Les racines

 

 

« Hommes, vous qui jugez l’arbre sur sa ramure,

vous plus volages que mes feuilles, vous croyez

sonder les épaisseurs où mon destin se mure.

Quand mon squelette oscillera, puis, foudroyé,

avec fracas de craquements sera par terre,

vous direz : – Il est mort. Il n’a plus de mystère.

Dépeçons le géant pour chauffer nos foyers.

 

Votre esprit, grossissant l’erreur que vos yeux voient,

offre à votre fierté son dérisoire appui.

Mon aveugle sagesse invente une autre voie.

Mes bourgeons au printemps, les hiboux à minuit,

la colombe, au matin, qui caresse ma tête,

mes frondaisons d’été, l’automne et sa tempête,

apparences ! Cela n’est pas ce que je suis.

 

De la sève d’avril au rêve de septembre,

ma croissance ressemble à votre humanité

Non moins que votre cœur mon cœur féroce et tendre

souffre, mais dans le sol vit ma réalité :

dans l’humus et la marne et le tuf et la roche

je descends et je fouille et m’arc-boute et m’accroche.

Je vais d’autant plus bas que plus haut j’ai monté.

 

Mes racines parmi le tassement des couches

s’enflent comme des nœuds, s’enfoncent tel un coin,

ou se collent ainsi que de multiples bouches.

Rampantes, elles ont des ruses, un besoin

de se distendre en déploiements glissants de pieuvres ;

afin de contourner l’obstacle elles manœuvrent,

puis se lovent en boule et s’élancent plus loin.

 

Déjouant vos raisons, méprisant vos entraves,

de même que dans l’air volent mille courants,

sous moi frémissent maints effluves, forts et graves.

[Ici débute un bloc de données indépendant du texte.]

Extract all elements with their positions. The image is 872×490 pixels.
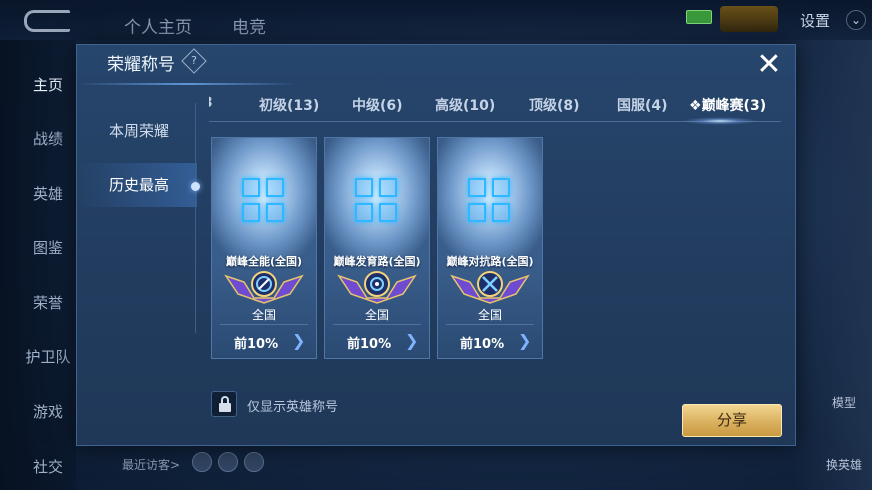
tab-top[interactable]: 顶级(8) — [529, 95, 580, 115]
side-tab-history-best[interactable]: 历史最高 — [77, 163, 197, 207]
card-title-name: 巅峰对抗路(全国) — [446, 255, 534, 268]
back-arrow-icon[interactable] — [24, 10, 70, 32]
tab-national[interactable]: 国服(4) — [617, 95, 668, 115]
model-button[interactable]: 模型 — [820, 394, 868, 411]
tab-fragment[interactable]: 3 — [209, 95, 213, 111]
coupon-icon[interactable] — [720, 6, 778, 32]
tab-intermediate[interactable]: 中级(6) — [352, 95, 403, 115]
recent-visitors-label[interactable]: 最近访客> — [122, 456, 180, 473]
cash-icon — [686, 10, 712, 24]
card-title-name: 巅峰全能(全国) — [225, 255, 303, 268]
modal-title: 荣耀称号 — [107, 55, 175, 75]
avatar[interactable] — [192, 452, 212, 472]
help-icon[interactable]: ? — [181, 48, 207, 74]
side-active-dot — [191, 182, 200, 191]
tab-esports[interactable]: 电竞 — [232, 13, 266, 38]
chevron-down-icon[interactable]: ⌄ — [846, 10, 866, 30]
honor-title-modal: 荣耀称号 ? ✕ 本周荣耀 历史最高 3 初级(13) 中级(6) 高级(10)… — [76, 44, 796, 446]
change-hero-button[interactable]: 换英雄 — [820, 456, 868, 473]
tab-peak-label: 巅峰赛(3) — [701, 98, 767, 114]
card-rank: 前10% — [234, 337, 279, 352]
hero-only-toggle[interactable] — [211, 391, 237, 417]
title-card[interactable]: 巅峰全能(全国) 全国 前10% ❯ — [211, 137, 317, 359]
marksman-icon — [337, 271, 417, 304]
hero-art — [792, 40, 872, 490]
title-card[interactable]: 巅峰对抗路(全国) 全国 前10% ❯ — [437, 137, 543, 359]
card-divider — [333, 324, 421, 325]
card-title-name: 巅峰发育路(全国) — [333, 255, 421, 268]
ice-cube-icon — [242, 178, 286, 224]
card-rank: 前10% — [460, 337, 505, 352]
settings-label[interactable]: 设置 — [800, 10, 830, 31]
close-button[interactable]: ✕ — [753, 49, 785, 81]
clash-lane-icon — [450, 271, 530, 304]
card-region: 全国 — [477, 308, 502, 322]
side-divider — [195, 103, 196, 333]
chevron-right-icon[interactable]: ❯ — [292, 331, 305, 350]
hero-only-label: 仅显示英雄称号 — [247, 400, 339, 415]
side-nav — [0, 40, 76, 490]
active-tab-indicator — [683, 117, 757, 125]
tab-profile[interactable]: 个人主页 — [124, 13, 192, 38]
card-divider — [220, 324, 308, 325]
card-region: 全国 — [251, 308, 276, 322]
nav-item-social[interactable]: 社交 — [0, 456, 96, 477]
card-region: 全国 — [364, 308, 389, 322]
diamond-icon: ❖ — [689, 98, 702, 114]
side-tab-weekly[interactable]: 本周荣耀 — [77, 109, 197, 153]
tab-beginner[interactable]: 初级(13) — [259, 95, 319, 115]
ice-cube-icon — [355, 178, 399, 224]
avatar[interactable] — [244, 452, 264, 472]
tab-peak[interactable]: ❖巅峰赛(3) — [689, 95, 766, 115]
card-divider — [446, 324, 534, 325]
chevron-right-icon[interactable]: ❯ — [405, 331, 418, 350]
share-button[interactable]: 分享 — [682, 404, 782, 437]
allround-icon — [224, 271, 304, 304]
title-card[interactable]: 巅峰发育路(全国) 全国 前10% ❯ — [324, 137, 430, 359]
card-rank: 前10% — [347, 337, 392, 352]
ice-cube-icon — [468, 178, 512, 224]
avatar[interactable] — [218, 452, 238, 472]
title-swoosh — [77, 83, 297, 85]
tab-advanced[interactable]: 高级(10) — [435, 95, 495, 115]
chevron-right-icon[interactable]: ❯ — [518, 331, 531, 350]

Hors de l’éclat du jour les désirs sont plus grands,

et plus âpre le duel aux entrailles du règne

où la haine dévore et les amours s’étreignent.

Ce que donne ma fleur, au fumier je le prends.

 

J’ai toutes les ardeurs et toutes les traîtrises.

Je collabore avec le bousier et le ver.

J’entoure de mes bras une pierre, et la brise.

Nul ne dénombrera, même pas mon front vert,

tous les cadavres que j’apprête au nécrophore.

Le charme aérien de mon sourire ignore

ce que ma vérité souterraine a souffert.

 

Or voici que s’allonge une de mes racines

irrésistiblement et de plus en plus fort.

Quel est donc le bonheur vers lequel on chemine ?

Quelle énigme s’approche ? Une influence tord

et surexcite mes plus minces radicelles.

Qui es-tu, passion ligneuse qui m’appelles ?

D’avance je subis un frissonnant accord.

 

Un soir, l’extrémité de la dernière antenne

d’un arbre fraternel que je n’aperçois pas

arrive à joindre enfin, de façon plus certaine

que s’il était permis de marcher pas à pas,

de mon suprême effort l’ultime tentacule.

Un message muet entre nous deux circule,

je communique avec une douceur, là-bas.

 

Les ans chétifs sont peu pour cette lente course.

Je songeais. Je conçois le but quand j’y parviens.

Nous buvons tous les deux l’ombre à la même source,

et ses tressaillements de rêve sont les miens.

Sans aveu je connais le secret de sa vie

et pourquoi son sommet penche et son corps dévie,

déformé malgré lui par de nouveaux liens.

 

Mon cercle s’élargit, ma recherche s’étale.

Un doute germe, il lève en mon champ trop petit :

toute cause n’est pas matière végétale ;

chaque saison qui passe oppose un démenti

à l’exaltation qui m’ajoutait des fibres.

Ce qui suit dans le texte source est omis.